Frequently found these days on the New York Stock Exchange's list of new 12-month highs, AFG's increase in market value since the beginning of 1986 is almost three times the 35% gain recorded for all of 1985. Yet, unlike many stocks in this bull market, which peak on sharp run ups, AFG has crept upward, quietly but surely.
On Jan. 2, AFG closed at $25.25 a share in over-the-counter market trading before climbing to close at $36.625 a share on April 11. The following Monday, April 14, AFG split 3 for 2 and moved from the over-the-counter market to the NYSE. Since its April 14 closing price of $25.875 a share, AFG has increased another 25.6% to close Thursday at $32.50 a share, up 62.5 cents from last week.
"You begin to wonder where the hell the top is on it," said Larry Selwitz, who follows AFG for the investment firm of Bateman Eichler, Hill Richards Inc. in Los Angeles.
For a young company--AFG was formed in 1977 from the remnants of two failed glass companies--AFG has chalked up impressive growth. Today it is the nation's fourth-largest glass manufacturer, with an 18% share of the domestic market. In the construction glass segment, AFG holds a substantial 24% share of the market.
And, as shareholders anticipate receiving their first regular 4-cent-a-share dividend this month, AFG officials confidently predict that 1986 will mark the company's eighth consecutive year of increased profits. In all, net earnings are expected to grow 45% to 50% above last year's $21.2 million, they say.

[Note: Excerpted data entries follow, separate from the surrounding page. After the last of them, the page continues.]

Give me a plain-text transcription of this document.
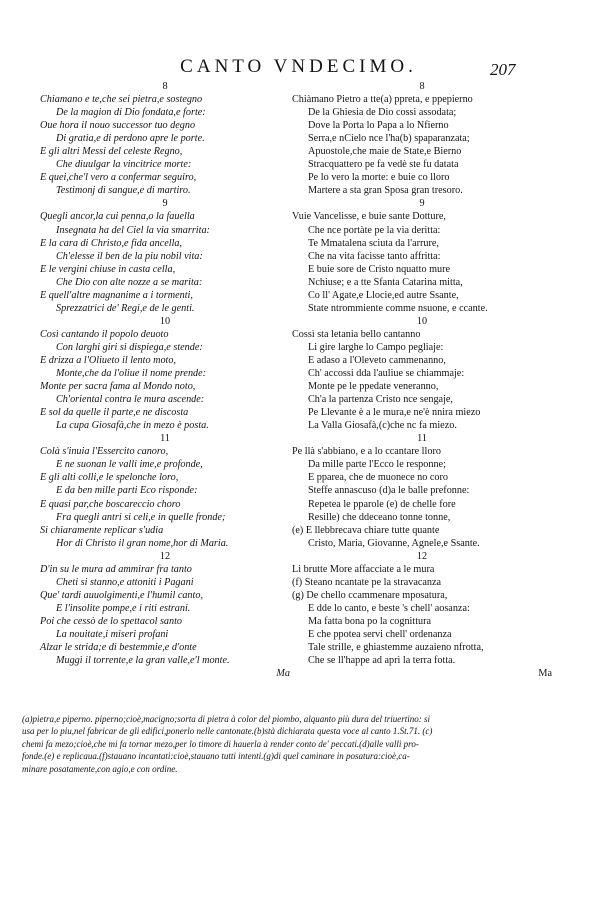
CANTO VNDECIMO.	207
8
Chiamano e te,che sei pietra,e sostegno
De la magion di Dio fondata,e forte:
Oue hora il nouo successor tuo degno
Di gratia,e di perdono apre le porte.
E gli altri Messi del celeste Regno,
Che diuulgar la vincitrice morte:
E quei,che'l vero a confermar seguiro,
Testimonj di sangue,e di martiro.
9
Quegli ancor,la cui penna,o la fauella
Insegnata ha del Ciel la via smarrita:
E la cara di Christo,e fida ancella,
Ch'elesse il ben de la piu nobil vita:
E le vergini chiuse in casta cella,
Che Dio con alte nozze a se marita:
E quell'altre magnanime a i tormenti,
Sprezzatrici de' Regi,e de le genti.
10
Così cantando il popolo deuoto
Con larghi giri si dispiega,e stende:
E drizza a l'Oliueto il lento moto,
Monte,che da l'oliue il nome prende:
Monte per sacra fama al Mondo noto,
Ch'oriental contra le mura ascende:
E sol da quelle il parte,e ne discosta
La cupa Giosafà,che in mezo è posta.
11
Colà s'inuia l'Essercito canoro,
E ne suonan le valli ime,e profonde,
E gli alti colli,e le spelonche loro,
E da ben mille parti Eco risponde:
E quasi par,che boscareccio choro
Fra quegli antri si celi,e in quelle fronde;
Si chiaramente replicar s'udia
Hor di Christo il gran nome,hor di Maria.
12
D'in su le mura ad ammirar fra tanto
Cheti si stanno,e attoniti i Pagani
Que' tardi auuolgimenti,e l'humil canto,
E l'insolite pompe,e i riti estrani.
Poi che cessò de lo spettacol santo
La nouitate,i miseri profani
Alzar le strida;e di bestemmie,e d'onte
Muggì il torrente,e la gran valle,e'l monte.
Ma
8
Chiàmano Pietro a tte(a) ppreta, e ppepierno
De la Ghiesia de Dio cossi assodata;
Dove la Porta lo Papa a lo Nfierno
Serra,e nCielo nce l'ha(b) spaparanzata;
Apuostole,che maie de State,e Bierno
Stracquattero pe fa vedè ste fu datata
Pe lo vero la morte: e buie co lloro
Martere a sta gran Sposa gran tresoro.
9
Vuie Vancelisse, e buie sante Dotture,
Che nce portàte pe la via deritta:
Te Mmatalena sciuta da l'arrure,
Che na vita facisse tanto affritta:
E buie sore de Cristo nquatto mure
Nchiuse; e a tte Sfanta Catarina mitta,
Co ll' Agate,e Llocie,ed autre Ssante,
State ntrommiente comme nsuone, e ccante.
10
Cossì sta letania bello cantanno
Li gire larghe lo Campo pegliaje:
E adaso a l'Oleveto cammenanno,
Ch' accossi dda l'auliue se chiammaje:
Monte pe le ppedate veneranno,
Ch'a la partenza Cristo nce sengaje,
Pe Llevante è a le mura,e ne'è nnira miezo
La Valla Giosafà,(c)che nc fa miezo.
11
Pe llà s'abbiano, e a lo ccantare lloro
Da mille parte l'Ecco le responne;
E pparea, che de muonece no coro
Steffe annascuso (d)a le balle prefonne:
Repetea le pparole (e) de chelle fore
Resille) che ddeceano tonne tonne,
(e) E llebbrecava chiare tutte quante
Cristo, Maria, Giovanne, Agnele,e Ssante.
12
Li brutte More affacciate a le mura
(f) Steano ncantate pe la stravacanza
(g) De chello ccammenare mposatura,
E dde lo canto, e beste 's chell' aosanza:
Ma fatta bona po la cognittura
E che ppotea servi chell' ordenanza
Tale strille, e ghiastemme auzaieno nfrotta,
Che se ll'happe ad aprì la terra fotta.
Ma
(a)pietra,e piperno. piperno;cioè,macigno;sorta di pietra à color del piombo, alquanto più dura del triuertino: si
usa per lo piu,nel fabricar de gli edifici,ponerlo nelle cantonate.(b)stà dichiarata questa voce al canto 1.St.71. (c)
chemi fa mezo;cioè,che mi fa tornar mezo,per lo timore di hauerla à render conto de' peccati.(d)alle valli pro-
fonde.(e) e replicaua.(f)stauano incantati:cioè,stauano tutti intenti.(g)di quel caminare in posatura:cioè,ca-
minare posatamente,con agio,e con ordine.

Because of the rosy prospects, AFG could climb to "close to $40 a share," said Joan Towles, who follows the company for the Atlanta investment firm of Robinson Humphrey/American Express.
"This assumes, of course, that the market will continue to climb, or at least stay the same," she said. "But given a continuing strong market, I wouldn't be surprised to see it there within six months."
But there are still a few risks, the analysts caution.
In particular, AFG would be hurt by an economic slowdown, although a drop in housing starts probably would not affect AFG as severely as other companies, Towles said. During 1983, when housing starts were at a post-war low, AFG still posted 30% earnings growth, she noted.
Selwitz, of Bateman Eichler, warns that should the market turn bearish, AFG could be vulnerable to sell-offs. Consequently, he is telling his clients to minimize their risk with a stop-loss of $28 a share.
"A lot of people have profits in this stock," Selwitz said. "If the market goes down, people are going to get their profits out."